Firmino Filho vê possível catástrofe em Teresina

Por trás do desabafo do prefeito de Teresina, a consciência de que a situação poderá se agravar, se a população não seguir o isolamento social

Foto: 180 GrausPrefeito Firmino Filho prevê catástrofe em Teresina, se não mudar comportamento da população
Prefeito Firmino Filho prevê catástrofe em Teresina, se não mudar comportamento da população

O surpreendente desabafo do prefeito Firmino Filho, ao lamentar o comportamento de parte da população teresinense, que não está obedecendo as recomendações de manter o isolamento social, dão a medida da gravidade crescente do problema causado pela pandemia da COVID-19. E o caso local é só mais um exemplo do que acontece no País, em geral.
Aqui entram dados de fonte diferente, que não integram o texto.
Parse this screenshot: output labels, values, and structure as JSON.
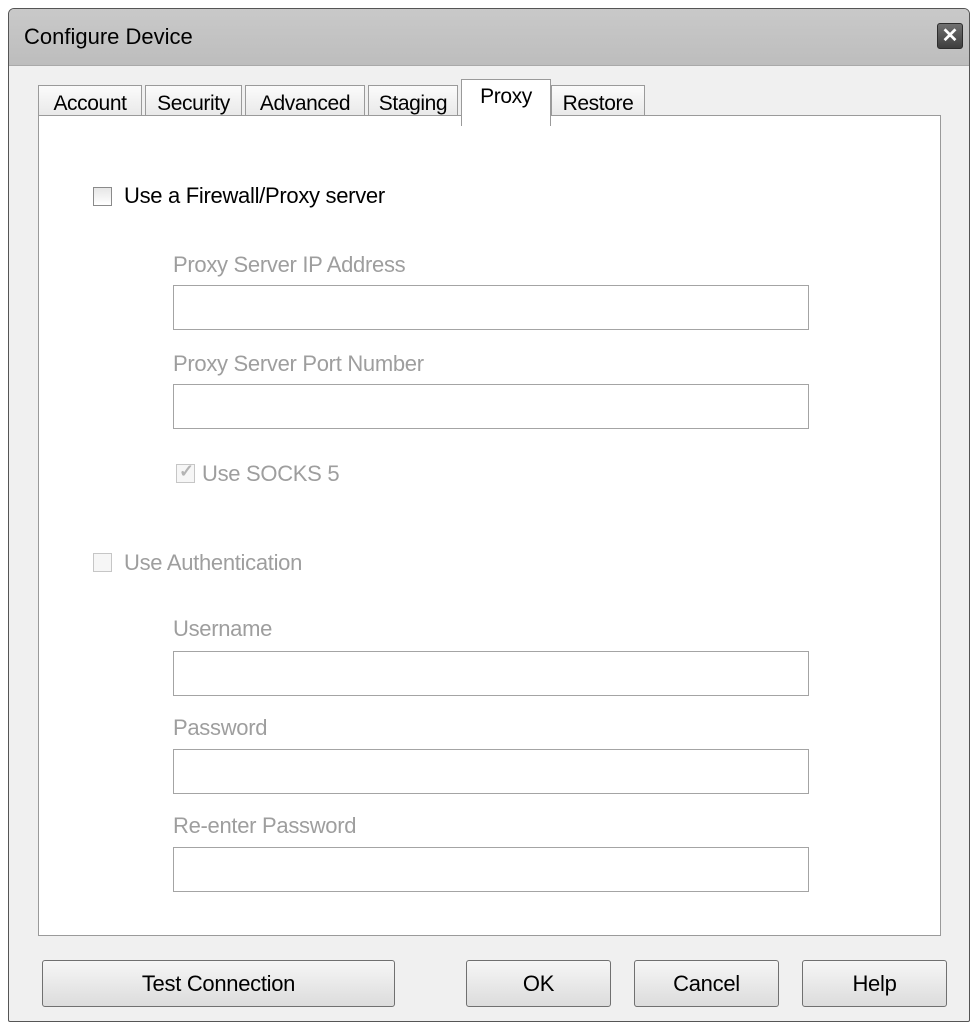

O prefeito previu uma catástrofe em curso, em plena capital piauiense, infelizmente com a morte de muitas pessoas, inclusive conhecidas de muita gente.

Ele disso isso porque tem detectado que há circulação excessiva de indivíduos pela cidade, nos ônibus coletivos – muitos lotados –, estabelecimentos comerciais ainda abertos e espaços públicos, por razões fúteis ou muitas vezes desnecessárias. É um testemunho de que há desinformação ou irresponsabilidade, individual e coletiva, negligência ou descaso, de modo a não colaborar com o apelo das autoridades sanitárias e a recomendação da Organização Mundial da Saúde (OMS), no sentido do isolamento social.

O alerta do prefeito, portanto, reforçou sua rápida mudança de postura, já no início da crise, se colocando em sintonia com o governador Wellington Dias, que, ao lado de todos os governadores estaduais, também tem se destacado neste momento crítico da vida nacional. Um dos poucos deslizes de Firmino, durante a atual calamidade não apenas estadual, mas nacional, foi ter determinado a redução da frota de ônibus coletivos, no começo do processo de contágio generalizado ou contaminação comunitária, em todo o Brasil.

Irresponsabilidade inicial

Atendendo aos interesses dos donos das empresas de ônibus, que visam minimizar maiores prejuízos financeiros provocados pela redução drástica da circulação de teresinenses através do sistema de transporte público, ele determinou a redução da frota em andamento, obrigando-os a se deslocarem em veículos lotados. Sobretudo nos horários de rush ou pico. Como o contágio do coronavírus, àquela altura, dava mostras de que ganharia as proporções atuais, o gesto dele foi interpretado como irresponsável.

Como o negacionismo do presidente Jair Bolsonaro, a medida indicava minimizar a gravidade da pandemia, a exemplo da hesitação em suspender as aulas nas escolas municipais, as últimas a fazê-lo, depois que as estaduais, particulares e instituições de nível superior já haviam mandado seus alunos para casa. Mas, desde então, o prefeito mudou e tem mantido um comportamento responsável e comprometido com a população, ao longo do período instalado pela crise sanitária causada pelo coronavírus.

Esteve no Palácio de Karnak, quando do decreto de estado de calamidade pública, e reforçou as medidas de prevenção, como o fechamento do comércio, repartições públicas, restaurantes, espaços públicos e eventos. Manteve-as por mais 30 dias, seguindo as decisões do governo estadual, e agora fechou lojas de material de construção e autopeças. Ele sabe que os números de casos e mortes são maiores do que os oficiais. Há uma subnotificação importante, no Piauí e em todo o Brasil. Firmino é consciente de que todo cuidado é pouco.